Edição 61

É dia...

Amar o povo

Pe. Zezinho

O povo é bonito. Feio é quem não gosta dele. Feio por dentro. Existe o povo, e existem aqueles que não se sentem povo. Por alguma razão, eles estão aqui, e o povo, lá. Se um dia foram do povo, alguma coisa os tirou do povo. O dinheiro que possuem, o cargo, a profissão, o talento e a fama os colocaram ou num Olimpo, aonde a maioria do povo jamais chegará, ou num lugar onde o povo não entra, aonde o povo não sobe.

Há os que o povo não considera povo. Ou porque são ricos e podem mais do que a maioria dos mortais ou porque não são anônimos como o João, o Tião, a Maria e a Filomena. Há também os que não se consideram povo. Alguns gostam de gente e adoram ir ao povo. Representam o povo. Governam o povo. Lideram o povo. Pastoreiam e servem o povo. Mas entendem que não são mais do povo. Foram tirados do meio do povo para, de algum modo, voltar ao povo: alguns para ajudar, outros para manipular e massificar.

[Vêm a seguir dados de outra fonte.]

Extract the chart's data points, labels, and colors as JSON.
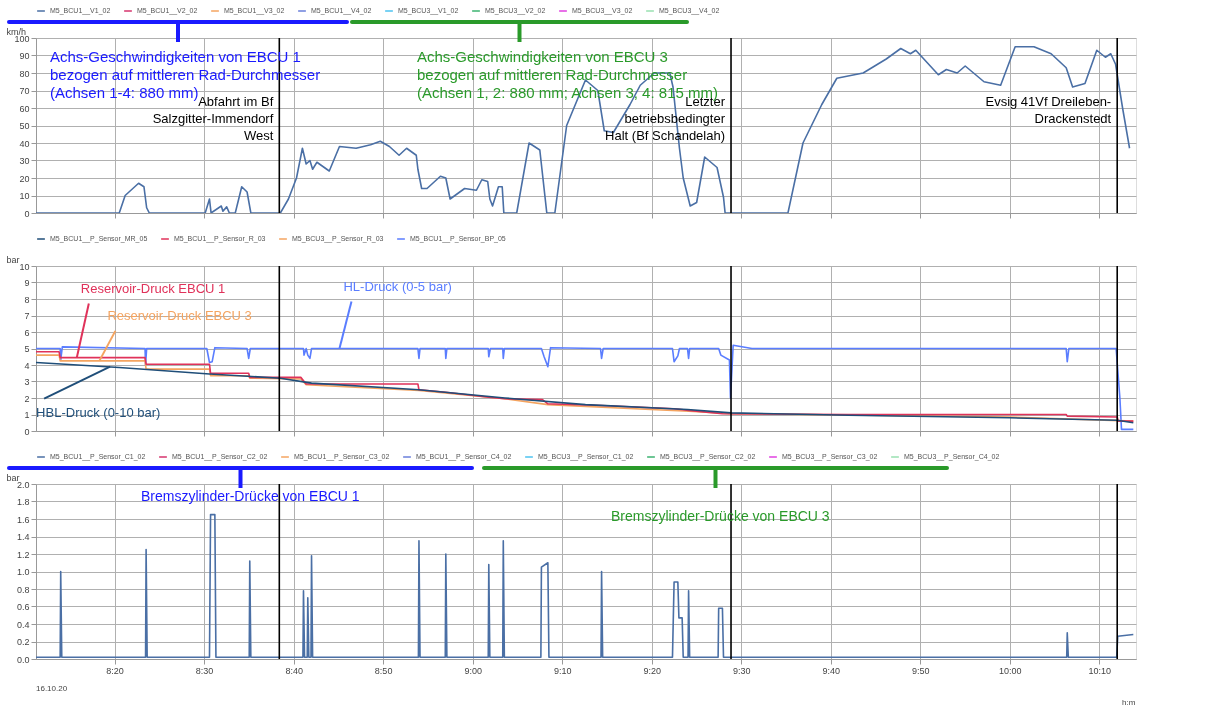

O artista canta, dança ou representa para o povo. O bom político vai saber o que o povo quer. O mau político vai atrás de votos e, geralmente, só volta depois de quatro anos. Pregadores procuram adeptos. Padres celebram com ou para o povo: depende do seu conceito de igreja. O banqueiro seleciona a quem, do povo, ele emprestará o dinheiro, que, no fundo, é do povo. O atleta joga ou se exibe para o povo.

Palavra linda, que anda em todas as bocas. Todos falam de povo e ao povo. No seu íntimo, porém, não se sentem povo. Privilegiados pelo dinheiro, pelo poder ou pela fama, já não fazem parte da maioria. E, sem o perceber, falam do povo como “ele” ou “eles”. Acontece com todos nós que falamos ao povo. Raramente usamos a palavra nós. Raramente nos incluímos. Povo são os pobres e os que não saíram do anonimato. Quem teve acesso a alguma forma de privilégio trai, no gesto e na linguagem, a sua condição de povo.

Não é vergonha não ter a cara do povo. Vergonha é rir da cara do povo. O povo, às vezes, engana–se e vota errado, mas, um dia, sente quem gosta dele e quem não gosta. Por isso, elege e deselege, consagra e excomunga seus modelos na arte, na fé e na vida.

Nas últimas eleições, com milhares de populares, ajudei a eleger o prefeito. Tirei-o da condição de povo. Por um bom tempo, ele não vai ter privacidade nem anonimato. E ontem, quando terminei aquela missa para 6 mil pessoas, senti a mesma coisa. Quem não é do povo, se não puder ir ao povo, pode, ao menos, fazer algo pelo povo, de onde estiver. Se não fizer, morre azedo e sem ternura. Amar o povo é a única maneira de se realizar. Quem ainda não sabe, pare e pense: o povo não é Deus. Mas, sem ele, não se chega a Ele.